REST APIs have been floating around in the industry for several years now. I remember enterprises contemplating REST back in 2006. One of the barriers to their adoption was that there wasn’t a good way to describe them. Therefore, it was nearly impossible to manage them, share, or communicate the API. WSDL 2.0 and WADL came on the scene to try to solve this issue, but were either not adequate or just not adopted. Then in 2011, Swagger, an API Description Language, appeared and was quite pivotal for industry and enterprise adoption of REST. There was now at least a way to share and communicate APIs. Swagger takes a bottom-up approach to document APIs by generating the documentation from the APIs annotated code. It was around this time where I saw a huge shift in the enterprise, from developing 90% SOAP and 10%REST APIs to a 90% REST to 10% SOAP! It happened very quickly. There was still the issue of governance for the enterprise and the ability to describe an API from a top-down perspective before you went to code. In 2013, the RAML workgroup was born to tackle this issue and to take API Description Languages to next level for the enterprise.

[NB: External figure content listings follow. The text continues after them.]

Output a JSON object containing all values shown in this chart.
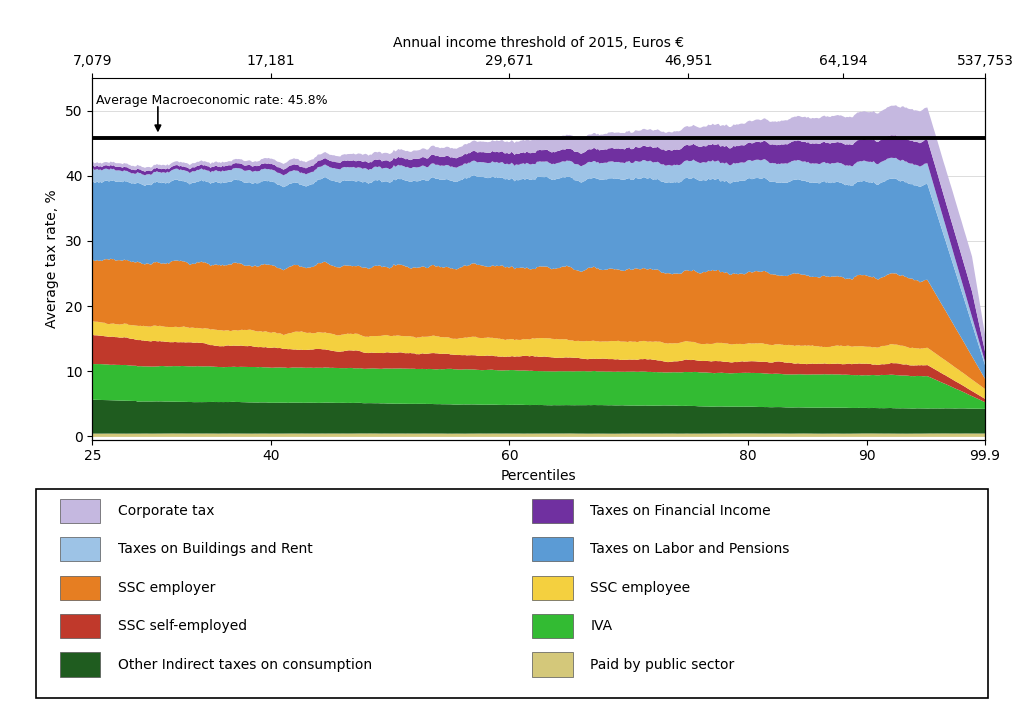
{
  "avg_macro_rate": 45.8,
  "ylabel": "Average tax rate, %",
  "xlabel": "Percentiles",
  "top_xlabel": "Annual income threshold of 2015, Euros €",
  "xticks": [
    25,
    40,
    60,
    80,
    90,
    99.9
  ],
  "xtick_labels": [
    "25",
    "40",
    "60",
    "80",
    "90",
    "99.9"
  ],
  "yticks": [
    0,
    10,
    20,
    30,
    40,
    50
  ],
  "ylim": [
    -0.5,
    55
  ],
  "top_xticks_pos": [
    25,
    40,
    60,
    75,
    88,
    99.9
  ],
  "top_xtick_labels": [
    "7,079",
    "17,181",
    "29,671",
    "46,951",
    "64,194",
    "537,753"
  ],
  "annotation_text": "Average Macroeconomic rate: 45.8%",
  "colors": {
    "paid_pub": "#d4c87a",
    "other_ind": "#1f5c1f",
    "iva": "#33bb33",
    "ssc_self": "#c0392b",
    "ssc_emp": "#f4d03f",
    "ssc_empr": "#e67e22",
    "labor": "#5b9bd5",
    "buildings": "#9dc3e6",
    "financial": "#7030a0",
    "corporate": "#c5b8e0"
  },
  "legend_left": [
    [
      "Corporate tax",
      "#c5b8e0"
    ],
    [
      "Taxes on Buildings and Rent",
      "#9dc3e6"
    ],
    [
      "SSC employer",
      "#e67e22"
    ],
    [
      "SSC self-employed",
      "#c0392b"
    ],
    [
      "Other Indirect taxes on consumption",
      "#1f5c1f"
    ]
  ],
  "legend_right": [
    [
      "Taxes on Financial Income",
      "#7030a0"
    ],
    [
      "Taxes on Labor and Pensions",
      "#5b9bd5"
    ],
    [
      "SSC employee",
      "#f4d03f"
    ],
    [
      "IVA",
      "#33bb33"
    ],
    [
      "Paid by public sector",
      "#d4c87a"
    ]
  ]
}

An API Description Language for an enterprise should serve four aspects of an API’s life in an enterprise.
The API Description Language should be the blueprint that allows you to design the API from top-down with your team, before you decide on an implementation or begin to code. Considering that large enterprises have potentially hundreds of APIs, the blueprint should allow for inheritance and include a way to simplify management and speed up design and development. Once an implementation has been selected, this blueprint should be able to stub out interfaces and document the code.
The API Description Language should be the contract by which you communicate with the API Consumers/Partners/Developers what this API will do. It is important to note however, the API consumers/partners/developers should not need to know or understand what API Description Language you are using. That is where the “Human Docs” aspect comes in.
The API Description Language should be the metadata that facilitates system-to-system and machine-to-machine interactions as well as a place to describe human readable descriptions about the API.
Finally, the API Description Language should be human readable in a couple of aspects. The first aspect is from blueprint perspective. The tool and language that the API stakeholders will use to design the API needs to be simple and clean enough to read that API stakeholders who don’t know the API DL can understand what the API is being designed to do. The second aspect is for the API to be able to generate human readable documentation that is consumed by all types of API consumers through the use of with community tools.
RAML is one of the only API Description languages to date that exhibits all four aspects of an API’s life in the enterprise. Though it is still in its early stages of evolution, when speaking to customers I find that RAML has the underpinnings of what most large enterprise will want from an API Description Language. I believe this affinity for RAML is due to its focus and understanding of the obstacles that an enterprise needs to overcome to adopt RESTful APIs and enter the digital economy. This is why SOA Software actively participates and supports the development of the RAML specification and its inclusion in our end-to-end API management solution.